Both were conducted between Sunday and Tuesday, and the results could have been influenced by Sunday's incident in which Bolsonaro ally Roberto Jefferson shot at police as he resisted arrest. read more

Lula would win 53% of the valid votes, up from last week's 52%, against 47% for Bolsonaro, who had 48% in the previous poll, a survey by PoderData said.

A poll by Genial/Quaest found Lula widening his lead slightly to 48% of voter support, while Bolsonaro remains at 42%. Excluding blank or annulled votes and the undecided, Lula had 53% of the votes to Bolsonaro's 47%, the same numbers for valid votes as the PoderData poll showed.

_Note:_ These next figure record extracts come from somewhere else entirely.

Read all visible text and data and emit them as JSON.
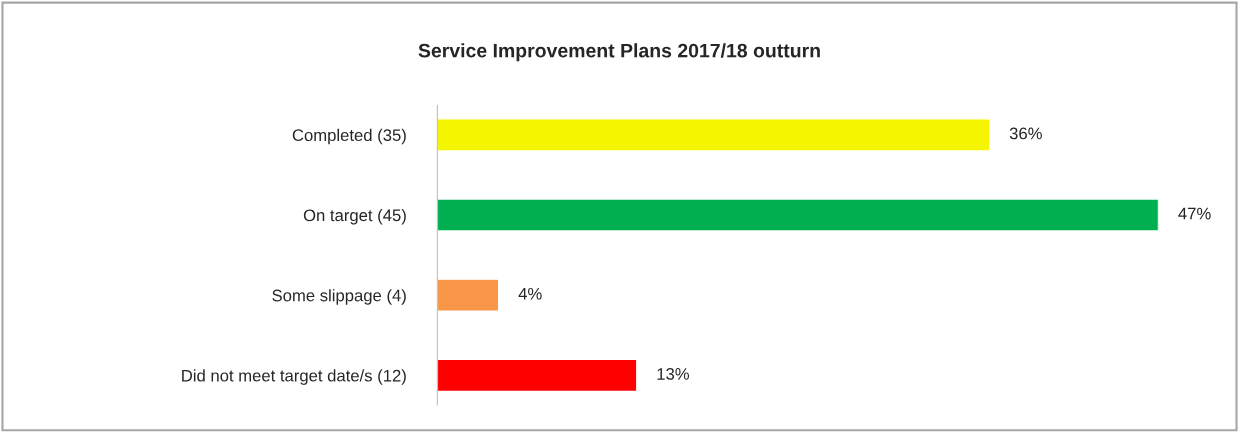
{
  "chart_data": {
    "type": "bar",
    "orientation": "horizontal",
    "title": "Service Improvement Plans 2017/18 outturn",
    "categories": [
      "Completed (35)",
      "On target (45)",
      "Some slippage (4)",
      "Did not meet target date/s (12)"
    ],
    "values": [
      36,
      47,
      4,
      13
    ],
    "value_labels": [
      "36%",
      "47%",
      "4%",
      "13%"
    ],
    "colors": [
      "#f5f500",
      "#00b050",
      "#f79646",
      "#ff0000"
    ],
    "grid": false,
    "legend": false
  }
}
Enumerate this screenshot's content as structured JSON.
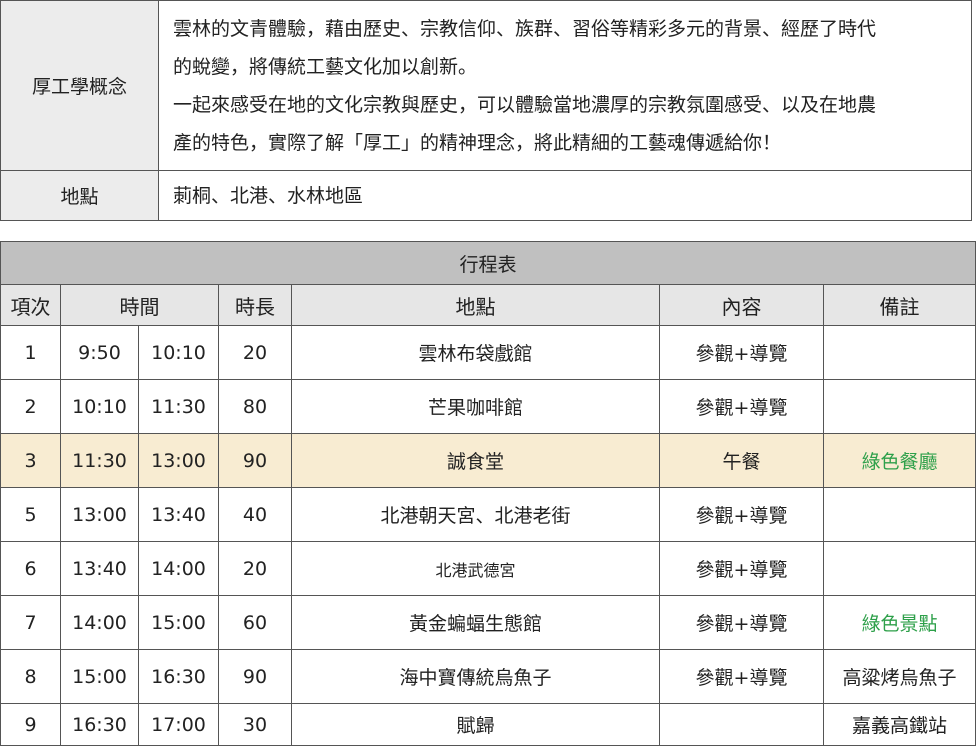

Genial/Quaest tried to estimate the impact of abstentions by making a "likely voter" adjustment for probable intentions: It showed Lula with 52.1% of valid votes against 47.9% for Bolsonaro, a narrower result than the 52.8% to 47.2% the model showed last week.

Brazilians will vote in the second round of the presidential election on Sunday.

Pollsters were widely criticized after the first-round vote for significantly underestimating support for Bolsonaro. read more

PoderData interviewed 5,000 voters by telephone and the poll has a margin of error of 1.5 percentage points up or down.

Pollster Genial/Quaest interviewed 2,000 people in person and its survey has a margin of error of 2 percentage points.